House Speaker Nancy Pelosi (D-Calif.) summarized the Democrats' position in a conversation with several members of her conference, saying that "there ain't no infrastructure bill without the reconciliation bill." This was essentially a threat to moderate Democrats in the Senate like Sen. Joe Manchin (D-W.Va.), holding the bipartisan infrastructure compromise hostage to get all 50 Senate Democrats to vote for the reconciliation bill, which Manchin has not publicly supported. It was also a challenge to Republicans, who could vote against the bipartisan deal in retaliation for being steamrolled with the reconciliation vote, but would appear to be voting against what Pelosi called "a historic investment in infrastructure."

However, Biden walked back his veto threat Saturday, issuing a statement that acknowledged his previous comments "understandably upset some Republicans, who do not see the two plans as linked."

"My comments also created the impression that I was issuing a veto threat on the very plan I had just agreed to, which was certainly not my intent," the president said.

Now McConnell wants the president to make Pelosi and Schumer fall in line.

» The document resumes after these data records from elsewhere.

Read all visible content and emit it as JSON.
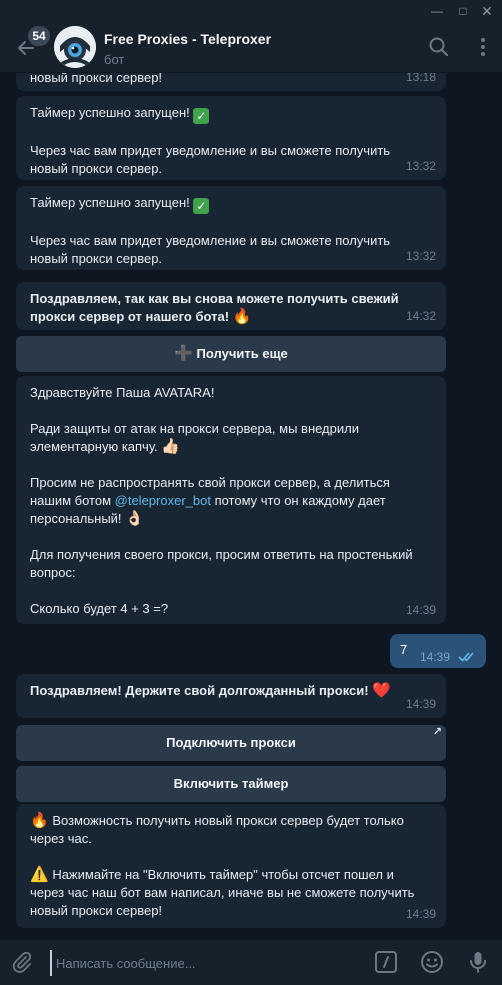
{
  "window": {
    "minimize_glyph": "—",
    "maximize_glyph": "□",
    "close_glyph": "✕"
  },
  "header": {
    "unread_count": "54",
    "title": "Free Proxies - Teleproxer",
    "subtitle": "бот",
    "icons": [
      "back-arrow-icon",
      "search-icon",
      "kebab-menu-icon"
    ]
  },
  "messages": [
    {
      "text": "новый прокси сервер!",
      "time": "13:18"
    },
    {
      "text_line1": "Таймер успешно запущен!",
      "emoji": "✅",
      "text_rest": "Через час вам придет уведомление и вы сможете получить новый прокси сервер.",
      "time": "13:32"
    },
    {
      "text_line1": "Таймер успешно запущен!",
      "emoji": "✅",
      "text_rest": "Через час вам придет уведомление и вы сможете получить новый прокси сервер.",
      "time": "13:32"
    },
    {
      "text": "Поздравляем, так как вы снова можете получить свежий прокси сервер от нашего бота!",
      "emoji": "🔥",
      "time": "14:32"
    },
    {
      "greeting": "Здравствуйте Паша AVATARA!",
      "p1": "Ради защиты от атак на прокси сервера, мы внедрили элементарную капчу.",
      "p1_emoji": "👍🏻",
      "p2_before": "Просим не распространять свой прокси сервер, а делиться нашим ботом ",
      "p2_link": "@teleproxer_bot",
      "p2_after": " потому что он каждому дает персональный!",
      "p2_emoji": "👌🏻",
      "p3": "Для получения своего прокси, просим ответить на простенький вопрос:",
      "p4": "Сколько будет 4 + 3 =?",
      "time": "14:39"
    },
    {
      "text": "Поздравляем! Держите свой долгожданный прокси!",
      "emoji": "❤️",
      "time": "14:39"
    },
    {
      "p1_emoji": "🔥",
      "p1": "Возможность получить новый прокси сервер будет только через час.",
      "p2_emoji": "⚠️",
      "p2": "Нажимайте на \"Включить таймер\" чтобы отсчет пошел и через час наш бот вам написал, иначе вы не сможете получить новый прокси сервер!",
      "time": "14:39"
    }
  ],
  "outgoing": {
    "text": "7",
    "time": "14:39"
  },
  "buttons": {
    "get_more_icon": "➕",
    "get_more": "Получить еще",
    "connect_proxy": "Подключить прокси",
    "enable_timer": "Включить таймер",
    "external_glyph": "↗"
  },
  "composer": {
    "placeholder": "Написать сообщение...",
    "icons": [
      "paperclip-icon",
      "slash-command-icon",
      "emoji-icon",
      "microphone-icon"
    ]
  },
  "colors": {
    "background": "#0e1621",
    "header": "#17212b",
    "bubble_in": "#182533",
    "bubble_out": "#2b5278",
    "keyboard_button": "#2b3a4a",
    "link": "#5fb9e8",
    "time": "#6d7f8f"
  }
}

"Unless Leader Schumer and Speaker Pelosi walk-back their threats that they will refuse to send the president a bipartisan infrastructure bill unless they also separately pass trillions of dollars for unrelated tax hikes, wasteful spending, and Green New Deal socialism, then President Biden's walk-back of his veto threat would be a hollow gesture," McConnell said.

"Republicans have been negotiating in bipartisan good faith to meet the real infrastructure needs of our nation. The President cannot let congressional Democrats hold a bipartisan bill hostage over a separate and partisan process."

So here's the state of play: Biden can convince Democrats to put away their threats and agree to pass the bipartisan compromise with GOP support, ensuring a win for the president and a trillion dollars of infrastructure spending. But doing so without guaranteeing that the reconciliation bill passes as well frees Manchin and other moderate Democrats in the Senate to kill the progressive bill if they decide it spends too much or might be too unpopular in their home states.

Alternatively, Democrats can ignore McConnell and continue holding the bipartisan bill hostage until the reconciliation bill passes the Senate. McConnell made clear, however, that Republicans won't vote for the bipartisan infrastructure deal if Democrats act this way, which would result in Biden taking credit for negotiating a compromise last week only to see his compromise fall apart shortly after.

While the president would lose face, in this scenario Democrats would likely just attach the "hard infrastructure" provisions of the compromise to the reconciliation bill and pass the entire thing without Republican support. Biden won't be able to show voters that he could unify Republicans and Democrats around a compromise bill, but he'd still get all of the infrastructure priorities he wants without giving up any policies to the opposition.